I’ve seen that work well, and I’ve seen it fail miserably.
Officially, it’s not a supported configuration - which does not mean it won’t work, but if anything breaks and we think it’s due to the F5, you’re a bit on your own.
A lot will depend on your relationship with the F5 admins and how much cooperation you’ll get.
Some considerations to note - the balancing algorithm needs to be very sticky, but I forget their terminology for that. The Internet client performs the Relay Authentication only during Registration.
If the client gets switched to a different Relay after it registers it will get 403 Forbidden errors from the new relay when it tries to gather sites or post reports. Since each gather/post is a separate HTTP session the F5 might switch the client to a different relay for each session depending on the algorithm. The load-balance algorithm needs to be based on the client IP address, not session or port numbers.
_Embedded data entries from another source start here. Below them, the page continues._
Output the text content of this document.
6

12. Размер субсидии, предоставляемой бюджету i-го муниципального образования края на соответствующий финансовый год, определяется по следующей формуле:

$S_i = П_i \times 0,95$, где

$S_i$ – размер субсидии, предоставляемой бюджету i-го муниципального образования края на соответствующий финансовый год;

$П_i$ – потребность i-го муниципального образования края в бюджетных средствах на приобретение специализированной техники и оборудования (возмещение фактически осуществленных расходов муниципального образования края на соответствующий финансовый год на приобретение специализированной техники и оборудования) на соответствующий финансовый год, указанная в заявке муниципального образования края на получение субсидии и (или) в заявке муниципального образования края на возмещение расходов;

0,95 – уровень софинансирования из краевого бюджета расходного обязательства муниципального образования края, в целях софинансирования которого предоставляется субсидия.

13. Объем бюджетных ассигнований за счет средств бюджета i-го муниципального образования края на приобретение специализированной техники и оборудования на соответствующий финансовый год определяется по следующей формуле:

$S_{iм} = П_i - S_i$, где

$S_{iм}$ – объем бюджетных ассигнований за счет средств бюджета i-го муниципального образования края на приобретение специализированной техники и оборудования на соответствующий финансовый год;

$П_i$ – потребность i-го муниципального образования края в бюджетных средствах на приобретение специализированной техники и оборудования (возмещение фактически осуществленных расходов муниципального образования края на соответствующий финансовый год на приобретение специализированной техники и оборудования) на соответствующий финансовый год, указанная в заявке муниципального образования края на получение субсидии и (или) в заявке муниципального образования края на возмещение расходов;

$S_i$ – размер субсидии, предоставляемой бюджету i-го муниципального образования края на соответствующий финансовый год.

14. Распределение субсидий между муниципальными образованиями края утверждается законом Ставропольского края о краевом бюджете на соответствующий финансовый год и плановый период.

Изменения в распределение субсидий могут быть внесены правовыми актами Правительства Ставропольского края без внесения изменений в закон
Ideally you could approach it slowly - set up the F5 balancer to the relays, but still allow clients to also talk directly to the relays. Switch only a few clients, manually, to use the F5 name or IP as their relay, and watch their logs over several days.
When you’re satisfied with testing you could configure a Relay Name Override on your DMZ relays so they advertise a name that maps to the F5, and add FailoverRelayList options on your clients for that name as well.
Some of the health-check content will not work as expected, since it is based on the clients reporting the name of their relay, and they will all report the F5 as their relay. The health checks will display that as an overloaded relay, thinking it has more clients than are healthy. I’m working on custom content based on the RelayChain info under the client’s __BESData/__Global/RelayChain
logs, which show the real relay name and computer ID in that case. Requires 9.5.13 or higher on clients and relays.
That’s what I have off the top of my head. I’d love to see more feedback from anyone else using the F5 configuration and their experiences with it.